In this translation recommendation documentation, I see that spark jobs are used for model training but it doesn't mention where the model is stored.
I am working on finding out where the file for the model is located.
@kevinbazira chiming in here to try to help sort out the different services. tagging @leila and @bmansurov too who hopefully can correct / verify what I know:
If I go to the Content Translation tool, this is what I think happens:
- A request for recommendations is made to a research instance hosted on Cloud VPS. Here's an example for translation recommendations in Spanish from English (based on network tab on my browser): https://recommend.wmflabs.org/types/translation/v1/articles?source=en&target=es&seed=&search=morelike&application=CX
- Sometimes the search parameter is related_articles -- Content Translation seems to randomly switch between the two but the related_articles endpoint is not up as far as I know so functionally they do the same thing because the fallback is to morelike (code showing this and I can see that log line show up occasionally in the uwsgi logs on the Cloud VPS instance).
- The seed parameter might also be set based on the editor's past translations (code).
- So that recommend.wmflabs API request triggers this code which does one of two things depending on whether the seed paramter is set:
- If it is not set (no previous translations from the user): the API gets the most popular articles from the source language as the recommendations.
- If it is set (results will be personalized to be similar to those previous translations): the API uses the morelike Search API to get related articles to the seeds.
- In both cases, the API then filters the candidates down, mainly by removing articles that already exists in the target language.
So nothing fancy algorithmically there, just a layer between ContentTranslation and other APIs. This is also described in this documentation on Meta. And this is all happening in Python on a Cloud VPS instance called tool.recommendation-api. There's also a Mediawiki service that seems to do largely the same thing but for nodejs not python:
- For example, similar service with endpoints described/testable here. @bmansurov would know more about the history of that service and why contenttranslation is still using the python instance on cloud vps instead of the nodejs version on mediawiki.
Getting to your original question about the model/spark jobs.

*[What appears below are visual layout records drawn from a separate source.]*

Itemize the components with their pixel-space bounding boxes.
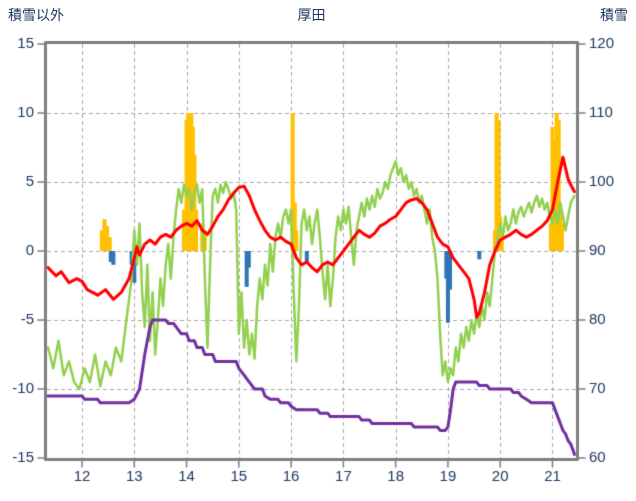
right-axis-title: 積雪 <box>600 7 628 23</box>
chart-title: 厚田 <box>297 7 326 23</box>
left-axis-title: 積雪以外 <box>8 7 64 23</box>
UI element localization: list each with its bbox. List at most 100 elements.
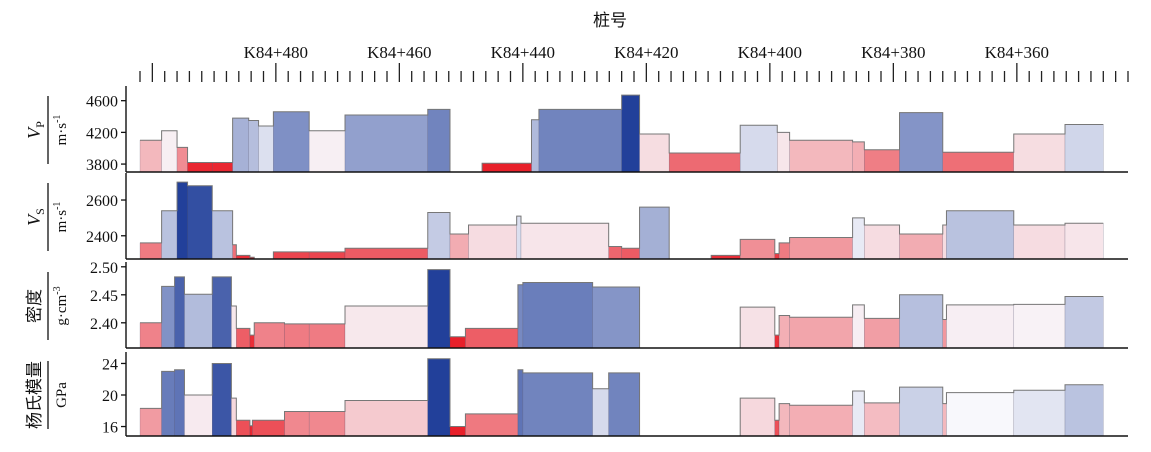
bar — [864, 149, 900, 173]
bar — [899, 386, 944, 437]
bar — [1064, 384, 1104, 437]
bar — [668, 152, 741, 173]
bar — [427, 269, 451, 349]
bar — [621, 248, 640, 260]
bar — [516, 215, 522, 260]
bar — [864, 224, 900, 260]
bar — [449, 336, 466, 349]
bar — [427, 109, 451, 173]
bar — [1064, 124, 1104, 173]
bar — [852, 141, 865, 173]
bar — [789, 140, 853, 173]
bar — [161, 130, 178, 173]
bar — [176, 181, 188, 260]
ylabel-name: 密度 — [25, 289, 45, 323]
bar — [211, 363, 232, 437]
bar — [308, 411, 346, 437]
x-tick-label: K84+360 — [985, 43, 1049, 62]
bar — [184, 394, 213, 437]
y-tick-label: 4600 — [86, 94, 118, 111]
bar — [465, 328, 519, 349]
bar — [942, 224, 947, 260]
y-tick-label: 20 — [102, 388, 118, 405]
y-tick-label: 2400 — [86, 229, 118, 246]
bar — [481, 163, 532, 173]
bar — [774, 253, 780, 260]
bar — [176, 147, 188, 173]
bar — [231, 397, 237, 437]
bar — [538, 109, 622, 173]
bar — [139, 140, 162, 173]
bar — [344, 400, 429, 437]
bar — [1013, 304, 1066, 349]
panel-1: 3800 4200 4600 VP m·s-1 — [24, 86, 1128, 174]
bar — [517, 284, 524, 349]
bar — [284, 411, 310, 437]
bar — [253, 322, 285, 349]
bar — [899, 233, 944, 260]
bar — [899, 112, 944, 173]
y-tick-label: 24 — [102, 356, 118, 373]
bar — [522, 282, 593, 349]
bar — [139, 408, 162, 437]
bar — [942, 319, 947, 349]
x-tick-label: K84+400 — [738, 43, 802, 62]
bar — [232, 117, 249, 173]
bar — [232, 244, 237, 260]
bar — [1064, 296, 1104, 349]
bar — [187, 185, 213, 260]
bar — [249, 334, 255, 349]
y-axis-label: VS m·s-1 — [24, 183, 70, 251]
bar — [942, 151, 1015, 173]
x-tick-label: K84+380 — [861, 43, 925, 62]
bar — [592, 388, 609, 437]
bar — [273, 111, 310, 173]
bar — [427, 358, 451, 437]
panel-3: 2.40 2.45 2.50 密度 g·cm-3 — [25, 260, 1128, 349]
top-axis-labels: K84+480 K84+460 K84+440 K84+420 K84+400 K84+3… — [244, 43, 1049, 62]
y-tick-label: 16 — [102, 420, 118, 437]
bar — [517, 369, 524, 437]
bar — [774, 334, 780, 349]
bar — [789, 405, 853, 437]
bar — [449, 233, 469, 260]
bar — [852, 304, 865, 349]
bar — [522, 372, 593, 437]
bar — [639, 206, 670, 260]
bar — [211, 210, 233, 260]
ylabel-unit: m·s-1 — [52, 202, 70, 233]
bar — [778, 403, 790, 437]
chart-title: 桩号 — [593, 11, 627, 31]
bar — [236, 419, 251, 437]
bar — [739, 124, 778, 173]
bar — [778, 315, 790, 349]
bar — [774, 419, 780, 437]
bar — [778, 242, 790, 260]
bar — [273, 251, 310, 260]
bar — [174, 369, 185, 437]
panel-4: 16 20 24 杨氏模量 GPa — [25, 352, 1128, 437]
value-outline — [140, 358, 1104, 437]
bar — [344, 305, 429, 349]
bar — [942, 403, 947, 437]
y-tick-label: 2.50 — [90, 260, 118, 277]
bar — [639, 133, 670, 173]
bar — [739, 306, 776, 349]
y-tick-label: 2600 — [86, 193, 118, 210]
bar — [184, 293, 213, 349]
bar — [608, 246, 622, 260]
x-tick-label: K84+420 — [614, 43, 678, 62]
bar — [739, 239, 776, 260]
bar — [308, 323, 346, 349]
bar — [161, 210, 178, 260]
bar — [468, 224, 517, 260]
bar — [852, 390, 865, 437]
y-axis-label: 密度 g·cm-3 — [25, 272, 70, 340]
x-tick-label: K84+440 — [491, 43, 555, 62]
bar — [449, 426, 466, 437]
ylabel-unit: GPa — [54, 382, 70, 408]
ylabel-unit: m·s-1 — [52, 115, 70, 146]
bar — [777, 132, 790, 173]
bar — [946, 304, 1015, 349]
bar — [236, 328, 251, 349]
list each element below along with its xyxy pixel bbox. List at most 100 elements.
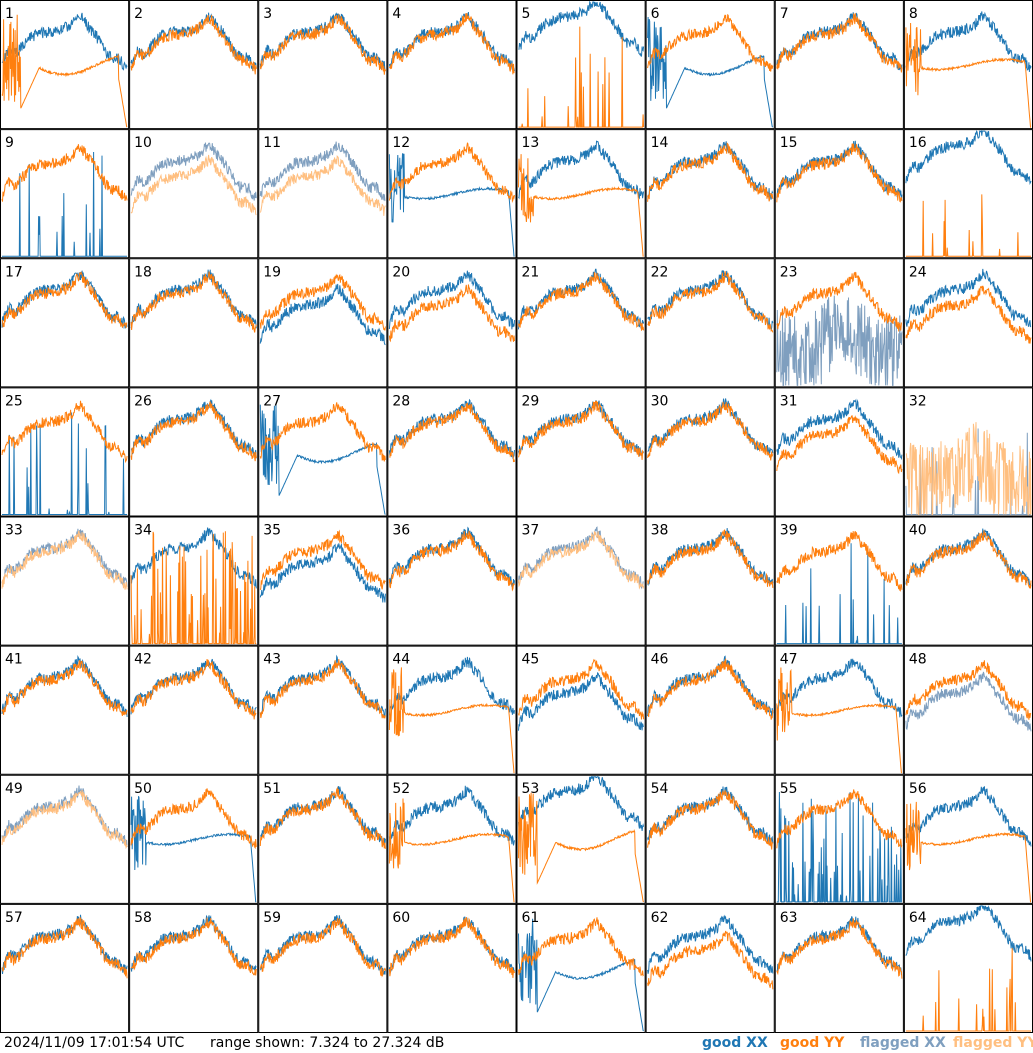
panel-58: 58 <box>129 903 259 1033</box>
panel-label: 45 <box>522 652 540 668</box>
trace-xx-10 <box>130 142 257 201</box>
trace-xx-27 <box>259 403 386 515</box>
trace-yy-28 <box>389 402 515 463</box>
panel-label: 39 <box>780 523 798 539</box>
trace-yy-4 <box>388 13 515 75</box>
panel-label: 62 <box>651 910 669 926</box>
panel-frame <box>387 774 517 904</box>
trace-yy-53 <box>518 792 645 903</box>
panel-frame <box>258 774 388 904</box>
trace-yy-12 <box>388 142 515 203</box>
panel-label: 42 <box>134 652 152 668</box>
panel-24: 24 <box>903 258 1033 388</box>
panel-label: 55 <box>780 781 798 797</box>
panel-label: 46 <box>651 652 669 668</box>
panel-label: 2 <box>134 6 143 22</box>
panel-label: 64 <box>909 910 927 926</box>
trace-xx-29 <box>518 400 645 457</box>
panel-18: 18 <box>129 258 259 388</box>
panel-label: 30 <box>651 393 669 409</box>
panel-45: 45 <box>516 645 646 775</box>
panel-48: 48 <box>903 645 1033 775</box>
trace-yy-25 <box>1 400 128 464</box>
trace-yy-48 <box>905 660 1032 720</box>
panel-label: 19 <box>263 264 281 280</box>
trace-xx-44 <box>388 656 515 716</box>
panel-label: 20 <box>392 264 410 280</box>
panel-label: 53 <box>522 781 540 797</box>
panel-39: 39 <box>774 516 904 646</box>
panel-41: 41 <box>0 645 130 775</box>
panel-36: 36 <box>387 516 517 646</box>
trace-xx-16 <box>905 130 1032 185</box>
panel-frame <box>516 774 646 904</box>
trace-xx-5 <box>518 0 645 57</box>
panel-49: 49 <box>0 774 130 904</box>
trace-xx-19 <box>259 283 386 346</box>
panel-43: 43 <box>258 645 388 775</box>
panel-label: 58 <box>134 910 152 926</box>
trace-yy-42 <box>130 659 257 720</box>
trace-xx-23 <box>776 295 903 386</box>
trace-yy-37 <box>518 531 645 590</box>
panel-34: 34 <box>129 516 259 646</box>
trace-yy-60 <box>388 916 515 978</box>
trace-xx-51 <box>260 786 386 846</box>
panel-label: 16 <box>909 135 927 151</box>
panel-63: 63 <box>774 903 904 1033</box>
panel-5: 5 <box>516 0 646 130</box>
panel-17: 17 <box>0 258 130 388</box>
panel-frame <box>774 129 904 259</box>
panel-21: 21 <box>516 258 646 388</box>
trace-xx-1 <box>1 12 128 71</box>
panel-label: 61 <box>522 910 540 926</box>
panel-frame <box>0 645 130 775</box>
panel-61: 61 <box>516 903 646 1033</box>
panel-9: 9 <box>0 129 130 259</box>
panel-label: 35 <box>263 523 281 539</box>
trace-xx-20 <box>388 270 515 330</box>
trace-xx-45 <box>518 671 645 731</box>
trace-yy-54 <box>647 789 774 850</box>
panel-60: 60 <box>387 903 517 1033</box>
panel-label: 23 <box>780 264 798 280</box>
panel-frame <box>387 516 517 646</box>
panel-frame <box>903 258 1033 388</box>
panel-30: 30 <box>645 387 775 517</box>
trace-yy-43 <box>259 659 386 720</box>
trace-yy-1 <box>1 14 128 128</box>
trace-xx-8 <box>905 11 1032 72</box>
panel-11: 11 <box>258 129 388 259</box>
panel-label: 25 <box>5 393 23 409</box>
panel-label: 29 <box>522 393 540 409</box>
trace-yy-56 <box>905 801 1032 903</box>
trace-xx-6 <box>647 16 774 128</box>
trace-yy-10 <box>130 154 257 216</box>
trace-xx-25 <box>2 412 128 515</box>
trace-yy-18 <box>130 271 257 333</box>
panel-frame <box>903 516 1033 646</box>
panel-frame <box>516 903 646 1033</box>
panel-frame <box>645 645 775 775</box>
trace-yy-39 <box>776 531 903 592</box>
panel-label: 56 <box>909 781 927 797</box>
trace-yy-15 <box>776 142 903 203</box>
panel-label: 36 <box>392 523 410 539</box>
trace-yy-62 <box>647 930 774 990</box>
panel-frame <box>387 903 517 1033</box>
panel-4: 4 <box>387 0 517 130</box>
panel-label: 37 <box>522 523 540 539</box>
trace-yy-47 <box>776 667 902 774</box>
panel-57: 57 <box>0 903 130 1033</box>
trace-yy-9 <box>1 144 128 202</box>
panel-frame <box>129 645 259 775</box>
panel-51: 51 <box>258 774 388 904</box>
trace-yy-38 <box>647 529 774 588</box>
panel-frame <box>645 387 775 517</box>
panel-label: 50 <box>134 781 152 797</box>
trace-xx-59 <box>259 915 386 976</box>
trace-yy-51 <box>259 786 386 849</box>
panel-label: 59 <box>263 910 281 926</box>
panel-29: 29 <box>516 387 646 517</box>
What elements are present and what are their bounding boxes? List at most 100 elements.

- That code seems to be for predicting how many pageviews an article might get if it was translated into a given language. This would improve the recommendation ranking so that instead of prioritizing content popular in the source language, the API prioritizes content that is likely to be popular in the target language. The vision is described in the paper here but the code I linked to suggests that the features were scaled back to just using sitelink/pageview data. I don't know if this was ever put into use outside of the experiments discussed in that paper.
- There is another model-like component that was under development and that's the related articles endpoint that I mentioned earlier. This was an approach that built embeddings of Wikidata items based on reader behavior and used them for finding similar articles to those in the seed parameter (instead of the morelike API). This is the code for the related_articles endpoint but the endpoint here no longer exists and none of the embeddings etc. are on the recommend.wmflabs.org instance. I think initially the embeddings being used were these though but I know @bmansurov at one point a few years ago was working on the jobs to produce a monthly update to them.
A miscellaneous point about picking through the documentation -- my general understanding is that anything under the schana repos can be ignored. @bmansurov has worked on it most recently and I believe migrated the relevant code to the wikimedia organization repos. For instance, you'll see references to a missing sections endpoint and I don't believe that exists anymore (it's been superseded by another project led by Diego in collaboration with the Language team).
If I'm correct about this, replicating the existing service used by ContentTranslation might not require any model training and there may already be a production-level endpoint. However, @leila and @bmansurov should chime in about whether there are any data/model pipelines that would need porting to LiftWing and if so, where that code/data/models live.